Si vivevano, allora, le ristrettezze dell’immediato dopoguerra e i doni della Befana erano assai modesti. Pur nella loro estrema semplicità quei regalini portavano gioia e felicità in chi li riceveva. Già, perché, non in tutte le famiglie c’era la possibilità di mettere quattro fichi secchi, due caramelle ed un po’ di torrone nella calza che i numerosi figli, fiduciosi, appendevano al loro letto. Io ero uno dei pochi fortunati e gioivo quando, infilando febbrilmente la mano nella calza, tiravo fuori qualche cioccolatino insieme ad un pezzetto di torrone. Ghiottonerie che mio padre si era procurate per tempo e che aveva messo da parte per non mandare deluse le attese dei suoi numerosi figli.
Quanti ragazzi ieri sera, hanno diligentemente appeso la calza al caminetto e stamattina appena svegli sono saltati dal letto spinti dall’incontenibile ansia di scoprire cosa la Befana gli avesse messo dentro? La domanda è sicuramente superflua dal momento che i tempi sono mutati e che si contano sulle dita di una mano i ragazzi che ancora credono alla Befana. Oggi i ragazzi – grazie a Dio – oltre ad avere tutto sono più perspicaci, per cui anche se indirizzano la loro letterina a Babbo Natale o alla vecchia e cara Befana che continua a viaggiare a cavallo di una scopa di saggina portando sulle spalle il sacco dei regali, in sostanza questi li scelgono loro, e con notevole anticipo, esprimendo le loro preferenze ai genitori. Una volta ci contentavamo dei fichi secchi e di una “poglia” di torrone (beato chi la riceveva!). Adesso i ragazzi chiedono l’ultimo modello di ipad o di tablet. Perché, fortunatamente oggi dispongono di tutto. Si, hanno tutto ma non conoscono la poesia dell’attesa. Mancano della parte più bella dell’infanzia: quella caratterizzata dall’incanto della sorpresa conseguente al dono lungamente vagheggiato e finalmente ricevuto. I doni della Befana hanno sempre eccitato la fantasia dei più piccoli e dato estro alla poesia che accompagna l’infanzia, ma non sempre si concretizzavano. Rimanevano nel mondo dei desideri.
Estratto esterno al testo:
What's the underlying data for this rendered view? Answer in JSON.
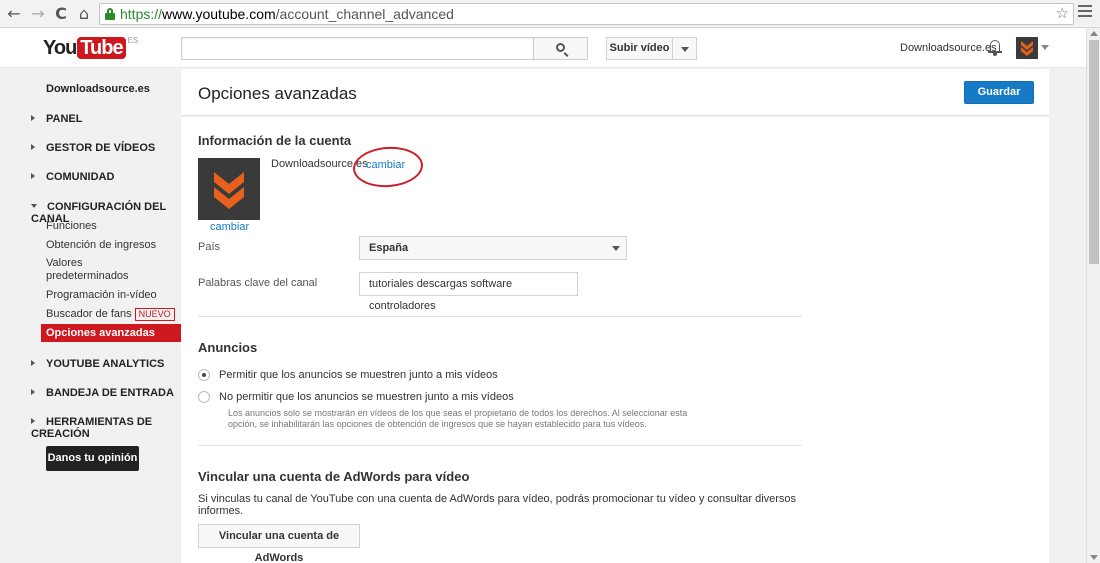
{
  "browser": {
    "url_scheme": "https://",
    "url_host": "www.youtube.com",
    "url_path": "/account_channel_advanced",
    "back_icon": "←",
    "forward_icon": "→",
    "reload_icon": "C",
    "home_icon": "⌂",
    "star_icon": "☆"
  },
  "header": {
    "logo_you": "You",
    "logo_tube": "Tube",
    "logo_region": "ES",
    "search_placeholder": "",
    "upload_label": "Subir vídeo",
    "user_name": "Downloadsource.es"
  },
  "sidebar": {
    "channel_name": "Downloadsource.es",
    "items": [
      {
        "label": "PANEL"
      },
      {
        "label": "GESTOR DE VÍDEOS"
      },
      {
        "label": "COMUNIDAD"
      },
      {
        "label": "CONFIGURACIÓN DEL CANAL"
      },
      {
        "label": "YOUTUBE ANALYTICS"
      },
      {
        "label": "BANDEJA DE ENTRADA"
      },
      {
        "label": "HERRAMIENTAS DE CREACIÓN"
      }
    ],
    "sub_items": [
      {
        "label": "Funciones"
      },
      {
        "label": "Obtención de ingresos"
      },
      {
        "label": "Valores predeterminados"
      },
      {
        "label": "Programación in-vídeo"
      },
      {
        "label": "Buscador de fans"
      },
      {
        "label": "Opciones avanzadas"
      }
    ],
    "new_badge": "NUEVO",
    "feedback_label": "Danos tu opinión"
  },
  "page": {
    "title": "Opciones avanzadas",
    "save_label": "Guardar"
  },
  "account": {
    "section_title": "Información de la cuenta",
    "name": "Downloadsource.es",
    "change_label": "cambiar",
    "avatar_change_label": "cambiar",
    "country_label": "País",
    "country_value": "España",
    "keywords_label": "Palabras clave del canal",
    "keywords_value": "tutoriales descargas software controladores"
  },
  "ads": {
    "section_title": "Anuncios",
    "option_allow": "Permitir que los anuncios se muestren junto a mis vídeos",
    "option_deny": "No permitir que los anuncios se muestren junto a mis vídeos",
    "help": "Los anuncios solo se mostrarán en vídeos de los que seas el propietario de todos los derechos. Al seleccionar esta opción, se inhabilitarán las opciones de obtención de ingresos que se hayan establecido para tus vídeos.",
    "selected": "allow"
  },
  "adwords": {
    "section_title": "Vincular una cuenta de AdWords para vídeo",
    "description": "Si vinculas tu canal de YouTube con una cuenta de AdWords para vídeo, podrás promocionar tu vídeo y consultar diversos informes.",
    "button_label": "Vincular una cuenta de AdWords"
  },
  "colors": {
    "brand_red": "#cc181e",
    "link_blue": "#167ac6",
    "avatar_orange": "#e8611c"
  }
}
Quest’anno, pensando ai tempi passati, mi sono ricordato della “Befana del bimbo povero” che negli anni sessanta e per diversi anni ho organizzato in seno all’Amministrazione comunale della quale facevo parte come assessore alle pubbliche relazioni e alle attività sociali. E’ estremamente antipatico parlare di se stesso. Lo faccio solo perché intendo ricordare ciò che è stato fatto per strappare un sorriso ad alcuni bambini che, diversamente, non avrebbero avuto la possibilità di assaporare la gioia di trascorrere in modo allegro la ricorrenza della Befana. All’epoca la crisi economica, la povertà, caratterizzava negativamente la stragrande maggioranza delle famiglie galatresi. Della Befana i ragazzi sentivano parlare solo a scuola perché nei loro libri di lettura immancabilmente una paginetta era dedicata alla vecchia dal naso adunco e dalla pelle disseminata da ragnatele di rughe, che puntualmente portava i suoi regali ai ragazzi buoni. Solo ai buoni, senza distinzione di casta. E ai poveri? Ai bambini buoni che vivevano all’interno di una famiglia povera non era giusto che qualcuno provvedesse? Non tanto per la consistenza del regalo quanto per testimoniare e sottolineare il valore simbolico del dono. Per testimoniare una gratitudine e per non far pesare sul bambino uno stato sociale di estrema povertà del quale non solo non aveva colpe ma che non era in grado di percepire la causa e la sua reale rilevanza.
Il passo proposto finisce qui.